Follow these simple steps to add a new guide to the guided onboarding framework. For more detailed information about framework functionality and architecture and about API services exposed by the plugin, please read the full readme.

  1. Declare the guidedOnboarding plugin as a dependency in your plugin's kibana.json file. Add the guided onboarding plugin's client-side start contract to your plugin's client-side start dependencies and the guided onboarding plugin's server-side setup contract to your plugin's server-side dependencies.
  2. Define the configuration for your guide. At a high level, this includes a title, description, and list of steps. See this example config or consult the GuideConfig interface.
  3. Register your guide during your plugin's server-side setup by calling a function exposed by the guided onboarding plugin: registerGuideConfig(guideId: GuideId, guideConfig: GuideConfig). For an example, see this example plugin.

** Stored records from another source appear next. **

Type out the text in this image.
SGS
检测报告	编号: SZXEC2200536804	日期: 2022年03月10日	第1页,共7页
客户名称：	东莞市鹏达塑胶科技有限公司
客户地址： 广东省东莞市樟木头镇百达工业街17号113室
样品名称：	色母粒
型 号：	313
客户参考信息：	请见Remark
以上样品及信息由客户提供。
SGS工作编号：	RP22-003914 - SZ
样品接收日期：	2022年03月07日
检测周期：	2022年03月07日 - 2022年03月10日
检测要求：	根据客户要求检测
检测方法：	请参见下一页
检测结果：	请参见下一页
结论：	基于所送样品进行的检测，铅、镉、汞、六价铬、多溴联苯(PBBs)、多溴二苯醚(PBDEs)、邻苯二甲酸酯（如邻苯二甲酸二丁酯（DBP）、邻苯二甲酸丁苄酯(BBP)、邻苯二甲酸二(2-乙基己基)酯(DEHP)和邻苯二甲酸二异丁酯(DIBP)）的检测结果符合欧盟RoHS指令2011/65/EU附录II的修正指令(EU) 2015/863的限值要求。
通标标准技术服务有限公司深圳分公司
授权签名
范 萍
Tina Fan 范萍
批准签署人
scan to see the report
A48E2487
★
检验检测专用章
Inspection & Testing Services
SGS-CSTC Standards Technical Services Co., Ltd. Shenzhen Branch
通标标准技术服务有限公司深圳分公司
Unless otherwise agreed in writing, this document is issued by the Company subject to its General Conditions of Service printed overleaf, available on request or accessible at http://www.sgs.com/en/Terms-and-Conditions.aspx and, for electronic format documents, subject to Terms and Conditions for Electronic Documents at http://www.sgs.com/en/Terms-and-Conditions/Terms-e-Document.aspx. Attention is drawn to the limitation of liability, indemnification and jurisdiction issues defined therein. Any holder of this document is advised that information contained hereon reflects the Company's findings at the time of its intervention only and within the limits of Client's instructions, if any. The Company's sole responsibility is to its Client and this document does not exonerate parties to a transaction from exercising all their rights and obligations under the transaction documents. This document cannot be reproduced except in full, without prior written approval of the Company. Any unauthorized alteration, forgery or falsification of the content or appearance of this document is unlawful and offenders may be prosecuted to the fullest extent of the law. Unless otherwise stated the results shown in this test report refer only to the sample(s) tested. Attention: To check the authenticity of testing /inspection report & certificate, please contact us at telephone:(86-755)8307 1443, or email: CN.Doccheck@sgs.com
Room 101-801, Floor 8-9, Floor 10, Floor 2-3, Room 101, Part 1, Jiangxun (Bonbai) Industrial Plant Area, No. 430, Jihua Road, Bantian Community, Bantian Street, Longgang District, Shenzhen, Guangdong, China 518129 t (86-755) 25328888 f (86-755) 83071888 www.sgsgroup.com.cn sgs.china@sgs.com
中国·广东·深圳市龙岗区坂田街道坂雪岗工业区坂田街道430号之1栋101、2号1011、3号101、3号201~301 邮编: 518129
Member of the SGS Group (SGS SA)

  4. Update the cards on the landing page to include your guide in the use case selection. Make sure that the card doesn't have the property navigateTo because that is only used for cards that redirect to Kibana pages and don't start a guide. Also add the same value to the property guideId as used in the guide config. Landing page cards are configured in this kbn-guided-onboarding package.
  5. Integrate the new guide into your Kibana pages by using the guided onboarding client-side API service. Make sure your Kibana pages correctly display UI elements depending on the active guide step and the UI flow is straight forward to complete the guide. See existing guides for an example and read more about the API service in this file, the section "Client-side: API service".
  6. Optionally, update the example plugin's form to be able to start your guide from that page and activate any step in your guide (useful to test your guide steps).